Davis v. Kolb, 263 Ark. 158, 563 S.W.2d 438 (1978)

March 27, 1978 · Arkansas Supreme Court · 77-260
263 Ark. 158, 563 S.W.2d 438

Ronnie DAVIS v. Joseph E. KOLB et al

77-260

563 S.W. 2d 438

Opinion delivered March 27, 1978

(Division II)

*159 William H. Hodge, for appellant.

Rose, Nash, Williamson, Carroll, Clay & Giroir, by.: Allen W. Bird II, for appellees.

Conley Byrd, Justice.

Appellant Ronnie Davis obtained a timber deed to a 294 acre tract from the appellees, Joseph E. Kolb, et al. The consideration recited in the timber deed was: “First $10,500 to [appellees]; next $2,000 to [appellant], all remaining to be divided fifty/fifty after payment of costs of removal of timber. ” The chancellor set aside the timber deed on the basis that appellant had misrepresented his experience and knowledge as a timber buyer to the appellees and that since appellant was not an experienced timber buyer, the deed was not supported by consideration. For reversal appellant contends:

I. The chancellor’s Finding of no consideration is clearly against the preponderance of the evidence.

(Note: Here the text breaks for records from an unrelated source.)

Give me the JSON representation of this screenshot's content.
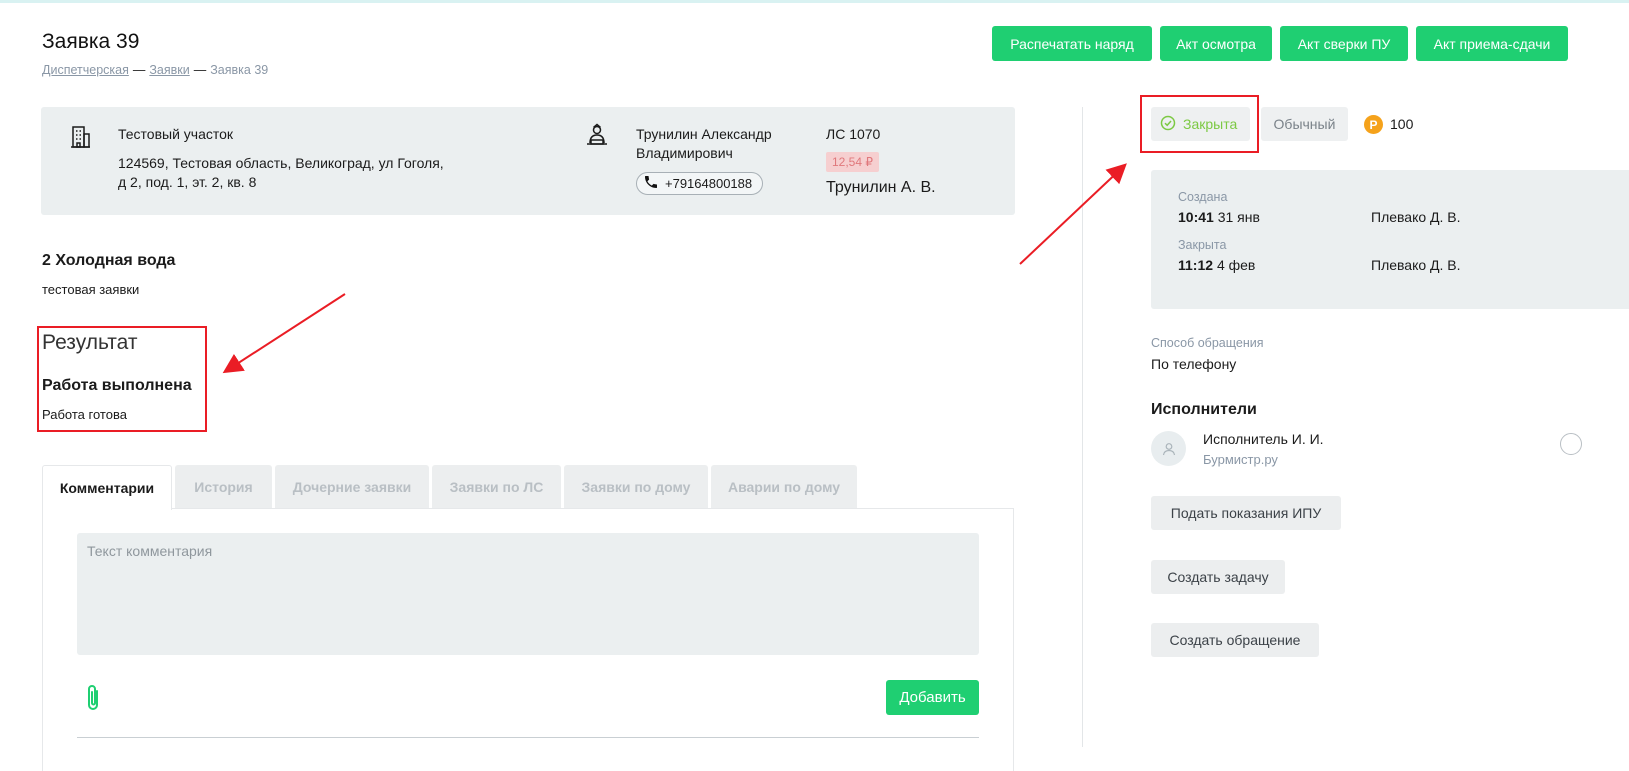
{
  "header": {
    "title": "Заявка 39",
    "breadcrumb": [
      "Диспетчерская",
      "Заявки",
      "Заявка 39"
    ],
    "buttons": [
      "Распечатать наряд",
      "Акт осмотра",
      "Акт сверки ПУ",
      "Акт приема-сдачи"
    ]
  },
  "info": {
    "site_name": "Тестовый участок",
    "address_line1": "124569, Тестовая область, Великоград, ул Гоголя,",
    "address_line2": "д 2, под. 1, эт. 2, кв. 8",
    "person_line1": "Трунилин Александр",
    "person_line2": "Владимирович",
    "phone": "+79164800188",
    "account": "ЛС 1070",
    "debt": "12,54 ₽",
    "owner_short": "Трунилин А. В."
  },
  "request": {
    "service": "2 Холодная вода",
    "description": "тестовая заявки"
  },
  "result": {
    "heading": "Результат",
    "status": "Работа выполнена",
    "description": "Работа готова"
  },
  "tabs": [
    "Комментарии",
    "История",
    "Дочерние заявки",
    "Заявки по ЛС",
    "Заявки по дому",
    "Аварии по дому"
  ],
  "comment": {
    "placeholder": "Текст комментария",
    "add_label": "Добавить"
  },
  "side": {
    "status": "Закрыта",
    "priority": "Обычный",
    "coin_symbol": "Р",
    "points": "100",
    "created_label": "Создана",
    "created_time": "10:41",
    "created_date": "31 янв",
    "created_by": "Плевако Д. В.",
    "closed_label": "Закрыта",
    "closed_time": "11:12",
    "closed_date": "4 фев",
    "closed_by": "Плевако Д. В.",
    "contact_label": "Способ обращения",
    "contact_value": "По телефону",
    "executors_title": "Исполнители",
    "executor_name": "Исполнитель И. И.",
    "executor_org": "Бурмистр.ру",
    "buttons": [
      "Подать показания ИПУ",
      "Создать задачу",
      "Создать обращение"
    ]
  },
  "colors": {
    "accent_green": "#1fcf72",
    "status_green": "#7cc943",
    "annotation_red": "#ea1d25",
    "panel_bg": "#ebeff0"
  }
}
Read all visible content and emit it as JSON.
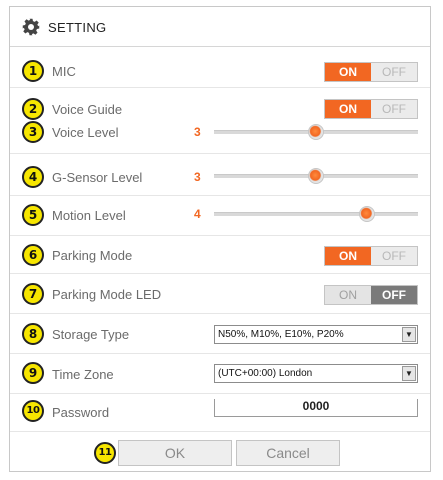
{
  "header": {
    "title": "SETTING",
    "icon": "gear-icon"
  },
  "accent_color": "#f26722",
  "settings": {
    "mic": {
      "badge": "1",
      "label": "MIC",
      "on_label": "ON",
      "off_label": "OFF",
      "state": "on"
    },
    "voice_guide": {
      "badge": "2",
      "label": "Voice Guide",
      "on_label": "ON",
      "off_label": "OFF",
      "state": "on"
    },
    "voice_level": {
      "badge": "3",
      "label": "Voice Level",
      "value": "3",
      "fraction": 0.5
    },
    "gsensor_level": {
      "badge": "4",
      "label": "G-Sensor Level",
      "value": "3",
      "fraction": 0.5
    },
    "motion_level": {
      "badge": "5",
      "label": "Motion Level",
      "value": "4",
      "fraction": 0.75
    },
    "parking_mode": {
      "badge": "6",
      "label": "Parking Mode",
      "on_label": "ON",
      "off_label": "OFF",
      "state": "on"
    },
    "parking_mode_led": {
      "badge": "7",
      "label": "Parking Mode LED",
      "on_label": "ON",
      "off_label": "OFF",
      "state": "off"
    },
    "storage_type": {
      "badge": "8",
      "label": "Storage Type",
      "value": "N50%, M10%, E10%, P20%"
    },
    "time_zone": {
      "badge": "9",
      "label": "Time Zone",
      "value": "(UTC+00:00) London"
    },
    "password": {
      "badge": "10",
      "label": "Password",
      "value": "0000"
    }
  },
  "footer": {
    "badge": "11",
    "ok_label": "OK",
    "cancel_label": "Cancel"
  }
}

II. The particular misrepresentation found was not a sufficient ground for cancellation of the timber deed because it was not material to the execution of the deed.

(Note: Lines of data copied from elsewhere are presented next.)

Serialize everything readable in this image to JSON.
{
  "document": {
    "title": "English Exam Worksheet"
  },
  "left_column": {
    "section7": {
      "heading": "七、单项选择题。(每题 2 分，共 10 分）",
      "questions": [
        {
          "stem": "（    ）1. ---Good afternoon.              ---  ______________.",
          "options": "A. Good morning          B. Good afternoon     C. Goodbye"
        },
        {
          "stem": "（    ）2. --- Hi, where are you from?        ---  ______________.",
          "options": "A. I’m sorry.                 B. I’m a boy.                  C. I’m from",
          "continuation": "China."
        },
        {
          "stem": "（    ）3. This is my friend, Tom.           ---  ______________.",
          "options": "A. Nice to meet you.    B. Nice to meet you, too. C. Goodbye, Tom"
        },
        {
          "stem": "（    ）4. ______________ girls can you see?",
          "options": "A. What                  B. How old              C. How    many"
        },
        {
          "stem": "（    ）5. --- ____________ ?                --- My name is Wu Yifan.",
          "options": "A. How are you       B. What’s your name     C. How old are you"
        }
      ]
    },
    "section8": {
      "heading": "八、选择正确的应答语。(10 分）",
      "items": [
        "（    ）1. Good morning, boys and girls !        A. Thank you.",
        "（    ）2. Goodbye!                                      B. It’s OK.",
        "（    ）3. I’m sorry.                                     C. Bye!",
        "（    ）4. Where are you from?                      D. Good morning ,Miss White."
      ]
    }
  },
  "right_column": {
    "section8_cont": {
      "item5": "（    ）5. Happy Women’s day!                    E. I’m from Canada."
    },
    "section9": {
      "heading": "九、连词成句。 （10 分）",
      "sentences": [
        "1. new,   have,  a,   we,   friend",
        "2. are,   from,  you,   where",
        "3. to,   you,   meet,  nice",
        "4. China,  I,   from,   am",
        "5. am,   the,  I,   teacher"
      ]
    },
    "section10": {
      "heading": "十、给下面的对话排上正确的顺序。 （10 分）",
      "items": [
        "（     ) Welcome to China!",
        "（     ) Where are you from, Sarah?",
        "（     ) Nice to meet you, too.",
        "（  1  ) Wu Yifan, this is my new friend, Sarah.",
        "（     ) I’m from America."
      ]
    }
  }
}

The record shows that during the negotiations, appellant led the appellees to believe that appellant was knowledgeable about the value of timber and that appellant was going to cut and remove the timber. Appellant, does not deny that he told appellees during the negotiations that the timber was worth $18,000 to $20,000. After obtaining the contract, appellant started trying to sell his contract to someone else and readily admits that he was shocked to find out that the timber had a value in excess of $50,000.

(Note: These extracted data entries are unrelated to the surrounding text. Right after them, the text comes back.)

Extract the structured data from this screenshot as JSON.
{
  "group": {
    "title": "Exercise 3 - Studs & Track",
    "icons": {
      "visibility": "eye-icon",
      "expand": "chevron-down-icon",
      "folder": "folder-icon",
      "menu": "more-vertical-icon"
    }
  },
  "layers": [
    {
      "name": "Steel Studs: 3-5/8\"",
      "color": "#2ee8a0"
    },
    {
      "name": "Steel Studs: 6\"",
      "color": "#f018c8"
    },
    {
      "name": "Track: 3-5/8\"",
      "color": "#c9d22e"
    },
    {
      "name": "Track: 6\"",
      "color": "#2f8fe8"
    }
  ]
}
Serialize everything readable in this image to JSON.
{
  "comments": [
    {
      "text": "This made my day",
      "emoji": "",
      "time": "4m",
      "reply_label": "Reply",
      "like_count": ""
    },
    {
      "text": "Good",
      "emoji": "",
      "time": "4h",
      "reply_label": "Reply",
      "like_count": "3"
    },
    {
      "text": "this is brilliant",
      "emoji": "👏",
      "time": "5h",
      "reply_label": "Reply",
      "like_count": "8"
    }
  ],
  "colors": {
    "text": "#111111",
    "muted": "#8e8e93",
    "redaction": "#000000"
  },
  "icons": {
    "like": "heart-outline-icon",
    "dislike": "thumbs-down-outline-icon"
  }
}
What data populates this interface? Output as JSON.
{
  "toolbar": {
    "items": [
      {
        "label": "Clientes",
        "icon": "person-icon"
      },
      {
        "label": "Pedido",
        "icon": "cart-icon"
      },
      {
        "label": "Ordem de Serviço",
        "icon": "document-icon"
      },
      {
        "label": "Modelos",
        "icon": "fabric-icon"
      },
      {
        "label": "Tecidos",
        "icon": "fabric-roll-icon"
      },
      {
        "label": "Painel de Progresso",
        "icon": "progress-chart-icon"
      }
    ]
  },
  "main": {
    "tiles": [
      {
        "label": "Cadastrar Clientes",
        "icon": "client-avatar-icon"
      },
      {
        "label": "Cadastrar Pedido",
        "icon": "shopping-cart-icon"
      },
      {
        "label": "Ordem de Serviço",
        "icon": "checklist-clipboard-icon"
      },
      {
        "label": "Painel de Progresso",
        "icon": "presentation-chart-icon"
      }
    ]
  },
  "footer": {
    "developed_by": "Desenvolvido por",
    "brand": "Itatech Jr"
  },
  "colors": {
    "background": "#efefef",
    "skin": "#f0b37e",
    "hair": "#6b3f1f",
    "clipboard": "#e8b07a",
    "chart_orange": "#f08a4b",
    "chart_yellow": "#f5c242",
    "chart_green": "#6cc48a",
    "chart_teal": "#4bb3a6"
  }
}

While we do not disagree with the reasoning of the chancellor, and without intending to indicate that his hndings are not sufficient to affirm the setting aside of the deed, we affirm upon the basis of Ark. Stat. Ann. § 85-2-302 (Add. 1961), which provides:

*160“(1) If the court as a matter of law finds the contract or any clause of the contract to have been unconscionable at the time it was made the court may refuse to enforce the contract, or it may enforce the remainder of the contract without the unconscionable clause, or it may so limit the application of any unconscionable clause as to avoid any unconscionable result.
(2) When it is claimed or appears to the court that the contract or any clause thereof may be unconscionable the parties shall be afforded a reasonable opportunity to present evidence as to its commercial setting, purpose and effect to aid the court in making the determination.”

The Uniform Commercial Code is made applicable to timber sales, by Ark. Stat. Ann. § 85-2-107 (Supp. 1977).

When we add to the undisputed facts the further fact that appellant had no capital invested and no risk, it would be unconscionable for any court to enforce the contract. See Annotation 18 A.L.R. 3d 1305.

Affirmed.

We agree: Harris, C.J., and Focjleman and Hoi.t, JJ.